O roteiro da noite foi definido já nos primeiros quinze minutos. A Inglaterra conquistou um pênalti aos 12 minutos e Kane fez o que tem feito com tanta confiabilidade por tanto tempo, assumindo a responsabilidade e convertendo da marca para colocar sua equipe na frente. Há uma tentação, quando um atacante marcou tantas vezes quanto Kane, de tratar esses momentos como rotina, mas é exatamente a calma com que ele abre o placar assim que o separa dos demais. O atacante do Bayern Munich, hoje com 32 anos e dono de 114 jogos pela seleção, levou sua marca de gols internacionais na carreira aos impressionantes 79 com aquela finalização — e era apenas o começo da noite dele.
A Croácia, em seu favor, não simplesmente desmoronou após o golpe inicial. Encontrou um caminho de volta ao jogo aos 36 minutos, quando Baturina marcou para empatar, um gol que por um instante ameaçou reescrever toda a disputa. O meia de 23 anos do Como não é um nome que carrega o peso das estrelas consagradas, com apenas 19 jogos e um único gol pela seleção antes deste torneio, mas aquela finalização foi a primeira dele em uma Copa do Mundo e deu ao seu time um ponto de apoio que ele não havia conquistado pelo andamento da partida.
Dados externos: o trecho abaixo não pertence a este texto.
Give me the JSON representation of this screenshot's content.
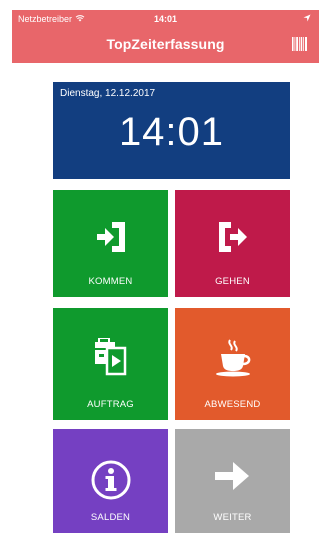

Em 1 a 1, a perspectiva de um embate de verdade parecia real.
Essa igualdade não durou. A Inglaterra recuperou a liderança antes do intervalo, e mais uma vez foi Kane da marca do pênalti, desta vez aos 42 minutos para fazer 2 a 1. Um segundo pênalti no mesmo tempo é o tipo de coisa capaz de desinflar por completo um adversário, e o momento dificilmente poderia ter sido mais cruel para a Croácia, chegando justamente quando ela havia começado a acreditar. A dobradinha de Kane já o levava a dois gols nesta Copa do Mundo, e a facilidade com que ele despachou ambos os pênaltis sublinhava uma verdade que os torcedores ingleses entendem há muito tempo: quando há uma chance a ser convertida da marca do pênalti, há poucos pés tão seguros no futebol mundial.
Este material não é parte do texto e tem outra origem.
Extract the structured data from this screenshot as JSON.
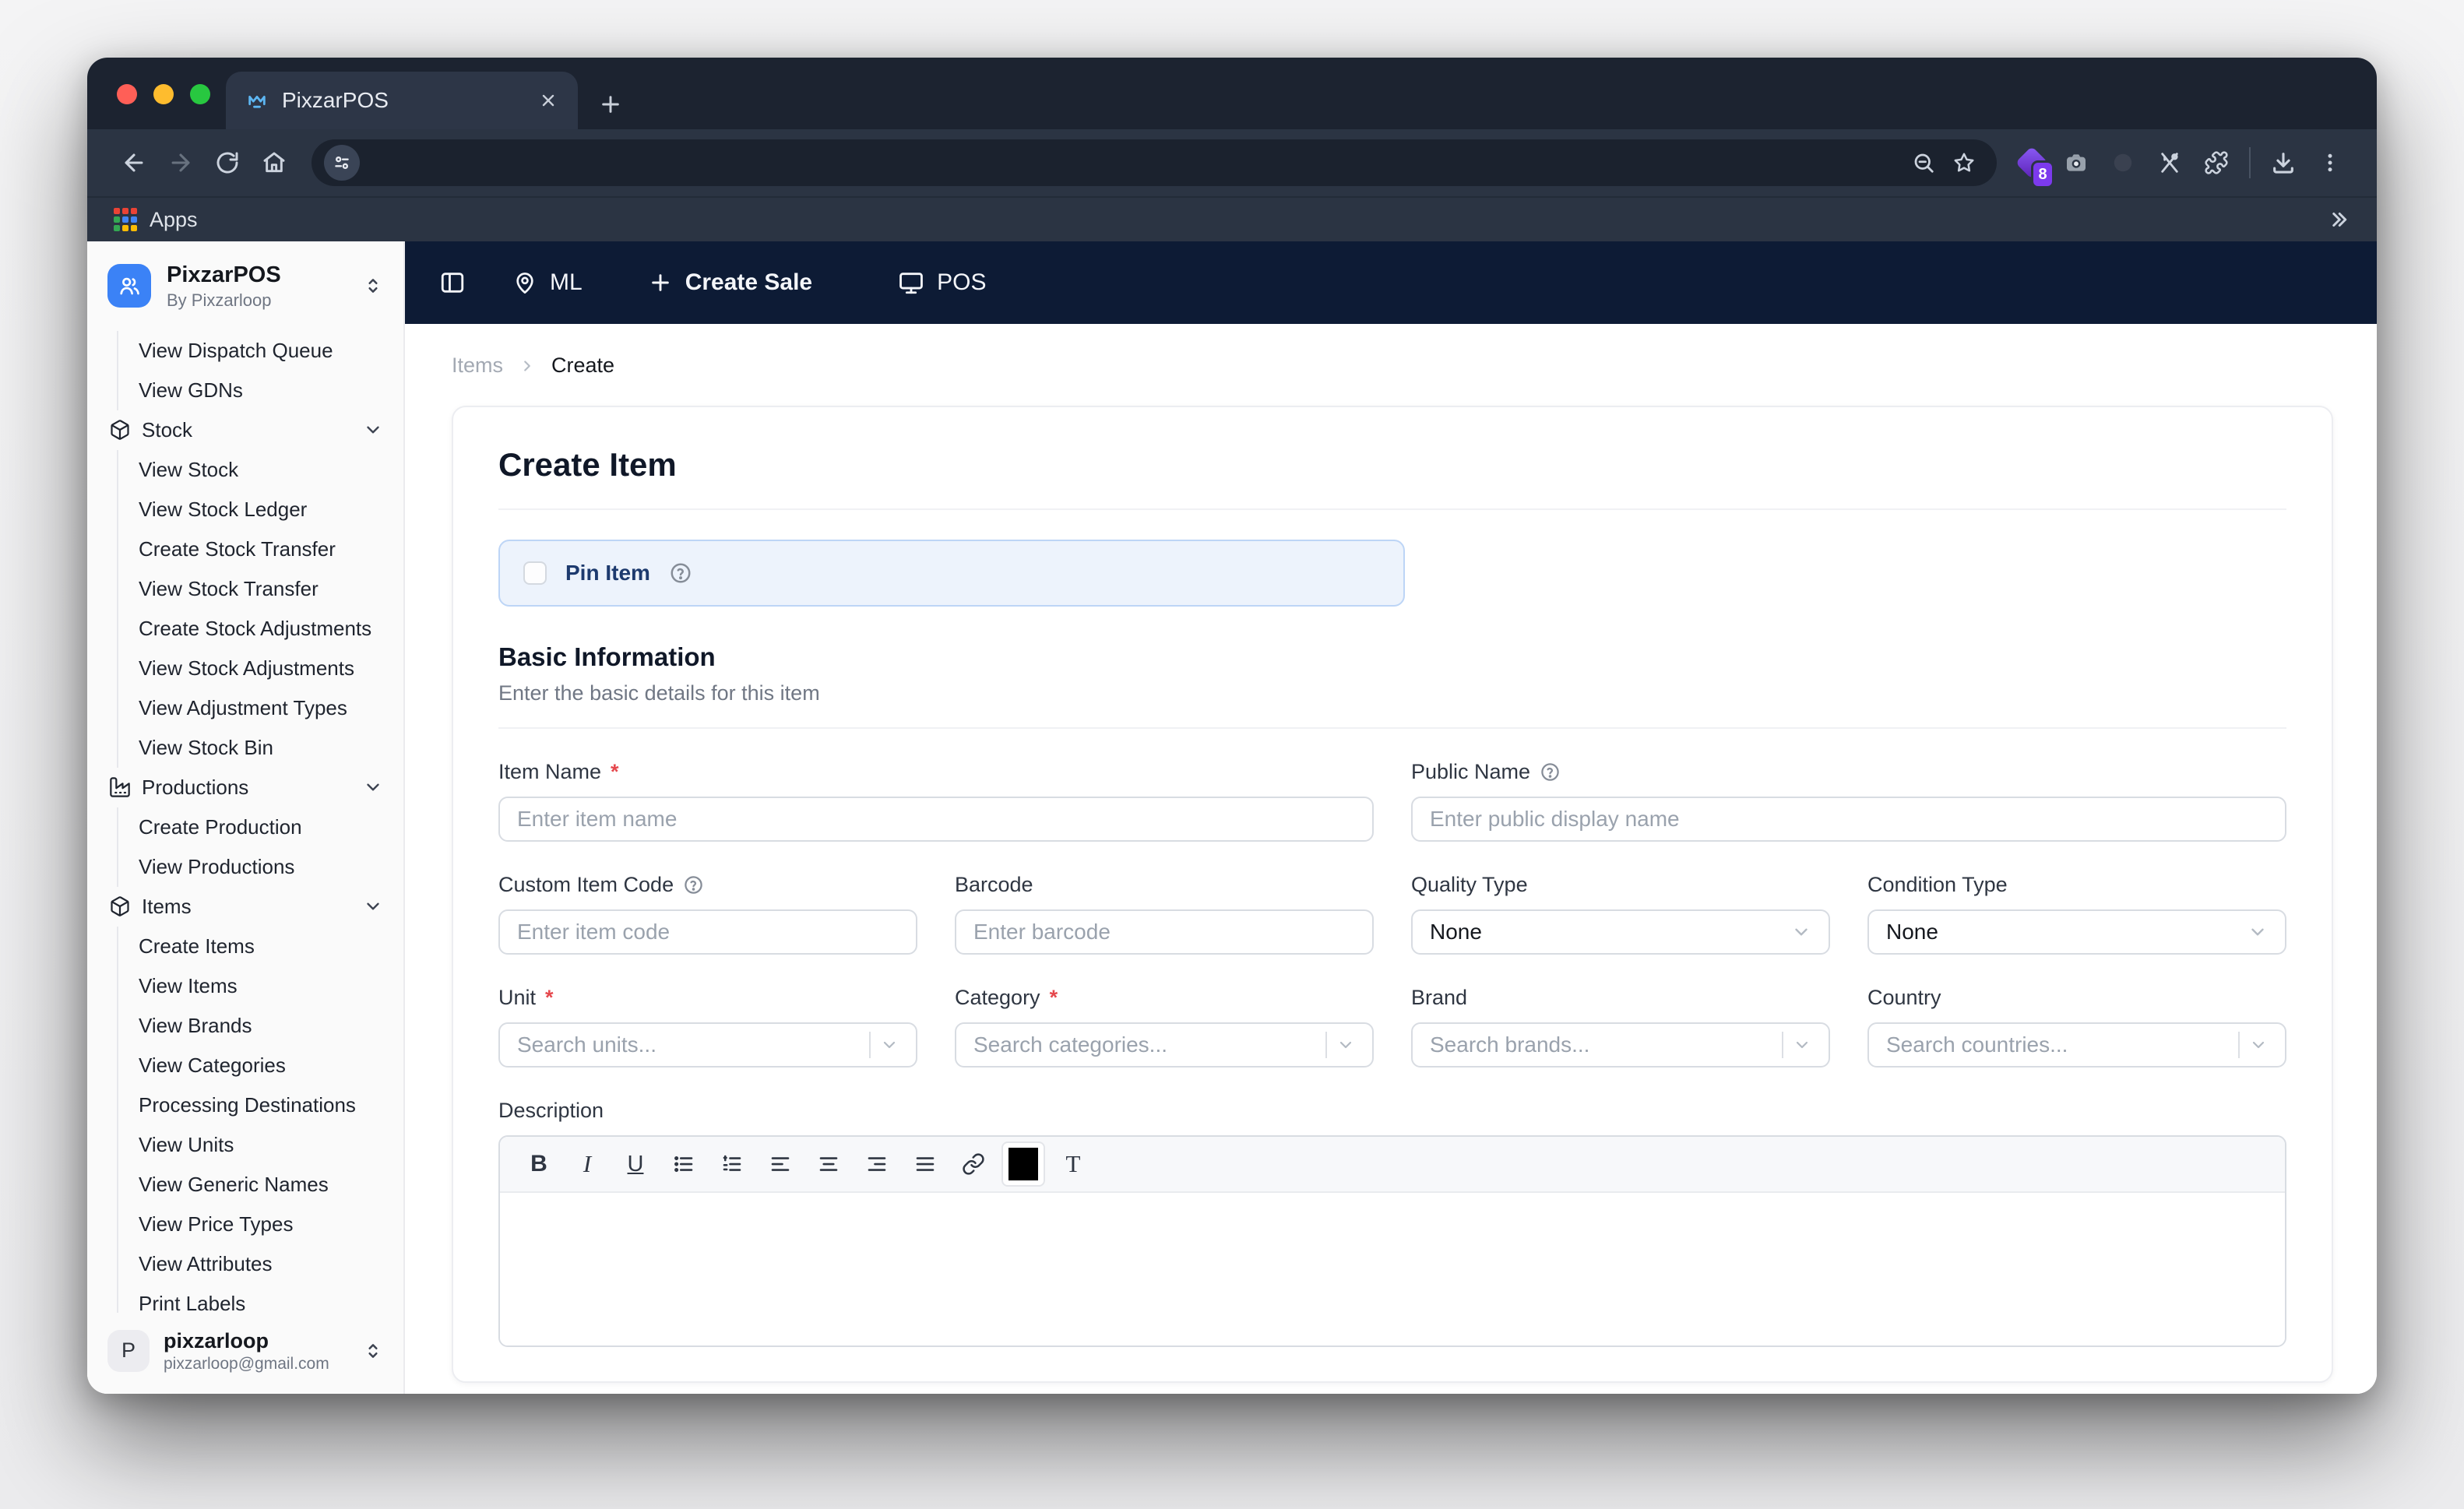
{
  "browser": {
    "tab": {
      "title": "PixzarPOS"
    },
    "bookmarks": {
      "apps_label": "Apps"
    },
    "extensions": {
      "badge": "8"
    }
  },
  "appbar": {
    "location_label": "ML",
    "create_sale_label": "Create Sale",
    "pos_label": "POS"
  },
  "sidebar": {
    "app": {
      "name": "PixzarPOS",
      "by": "By Pixzarloop"
    },
    "menu": [
      {
        "label": "View Dispatch Queue",
        "type": "sub"
      },
      {
        "label": "View GDNs",
        "type": "sub"
      },
      {
        "label": "Stock",
        "type": "section",
        "icon": "package-icon"
      },
      {
        "label": "View Stock",
        "type": "sub"
      },
      {
        "label": "View Stock Ledger",
        "type": "sub"
      },
      {
        "label": "Create Stock Transfer",
        "type": "sub"
      },
      {
        "label": "View Stock Transfer",
        "type": "sub"
      },
      {
        "label": "Create Stock Adjustments",
        "type": "sub"
      },
      {
        "label": "View Stock Adjustments",
        "type": "sub"
      },
      {
        "label": "View Adjustment Types",
        "type": "sub"
      },
      {
        "label": "View Stock Bin",
        "type": "sub"
      },
      {
        "label": "Productions",
        "type": "section",
        "icon": "factory-icon"
      },
      {
        "label": "Create Production",
        "type": "sub"
      },
      {
        "label": "View Productions",
        "type": "sub"
      },
      {
        "label": "Items",
        "type": "section",
        "icon": "package-icon"
      },
      {
        "label": "Create Items",
        "type": "sub"
      },
      {
        "label": "View Items",
        "type": "sub"
      },
      {
        "label": "View Brands",
        "type": "sub"
      },
      {
        "label": "View Categories",
        "type": "sub"
      },
      {
        "label": "Processing Destinations",
        "type": "sub"
      },
      {
        "label": "View Units",
        "type": "sub"
      },
      {
        "label": "View Generic Names",
        "type": "sub"
      },
      {
        "label": "View Price Types",
        "type": "sub"
      },
      {
        "label": "View Attributes",
        "type": "sub"
      },
      {
        "label": "Print Labels",
        "type": "sub"
      }
    ],
    "user": {
      "initial": "P",
      "name": "pixzarloop",
      "email": "pixzarloop@gmail.com"
    }
  },
  "breadcrumb": {
    "parent": "Items",
    "current": "Create"
  },
  "page": {
    "title": "Create Item",
    "required_marker": "*",
    "pin": {
      "label": "Pin Item"
    },
    "basic": {
      "title": "Basic Information",
      "subtitle": "Enter the basic details for this item"
    },
    "fields": {
      "item_name": {
        "label": "Item Name",
        "placeholder": "Enter item name",
        "required": true
      },
      "public_name": {
        "label": "Public Name",
        "placeholder": "Enter public display name"
      },
      "custom_item_code": {
        "label": "Custom Item Code",
        "placeholder": "Enter item code"
      },
      "barcode": {
        "label": "Barcode",
        "placeholder": "Enter barcode"
      },
      "quality_type": {
        "label": "Quality Type",
        "value": "None"
      },
      "condition_type": {
        "label": "Condition Type",
        "value": "None"
      },
      "unit": {
        "label": "Unit",
        "placeholder": "Search units...",
        "required": true
      },
      "category": {
        "label": "Category",
        "placeholder": "Search categories...",
        "required": true
      },
      "brand": {
        "label": "Brand",
        "placeholder": "Search brands..."
      },
      "country": {
        "label": "Country",
        "placeholder": "Search countries..."
      }
    },
    "description": {
      "label": "Description",
      "tools": [
        "bold",
        "italic",
        "underline",
        "bullet-list",
        "ordered-list",
        "align-left",
        "align-center",
        "align-right",
        "align-justify",
        "link",
        "color-swatch",
        "text-style"
      ],
      "color_swatch": "#000000"
    }
  },
  "colors": {
    "accent_blue": "#3b82f6",
    "navy_bar": "#0d1b35",
    "pin_bg": "#edf3fc",
    "pin_border": "#bdd5f6",
    "pin_text": "#1d3a6e",
    "required": "#e5484d"
  }
}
Se houve um momento de resistência croata que por um instante embaralhou o cenário, ele veio bem no apagar das luzes do primeiro tempo. Musa marcou aos 45 minutos para empatar mais uma vez em 2 a 2, recusando-se a deixar seu time ir calado para o vestiário. O atacante do FC Dallas, de 28 anos e com apenas 11 jogos pela seleção, registrou o primeiro gol de sua carreira em Copas do Mundo com aquela finalização, e ela mandou as equipes para o intervalo empatadas apesar do controle inglês sobre a partida. Uma vantagem entregue no apagar das luzes do primeiro tempo é o tipo de coisa que pode corroer um time durante os quinze minutos no vestiário, e a Croácia teria esperado levar esse embalo para a etapa final.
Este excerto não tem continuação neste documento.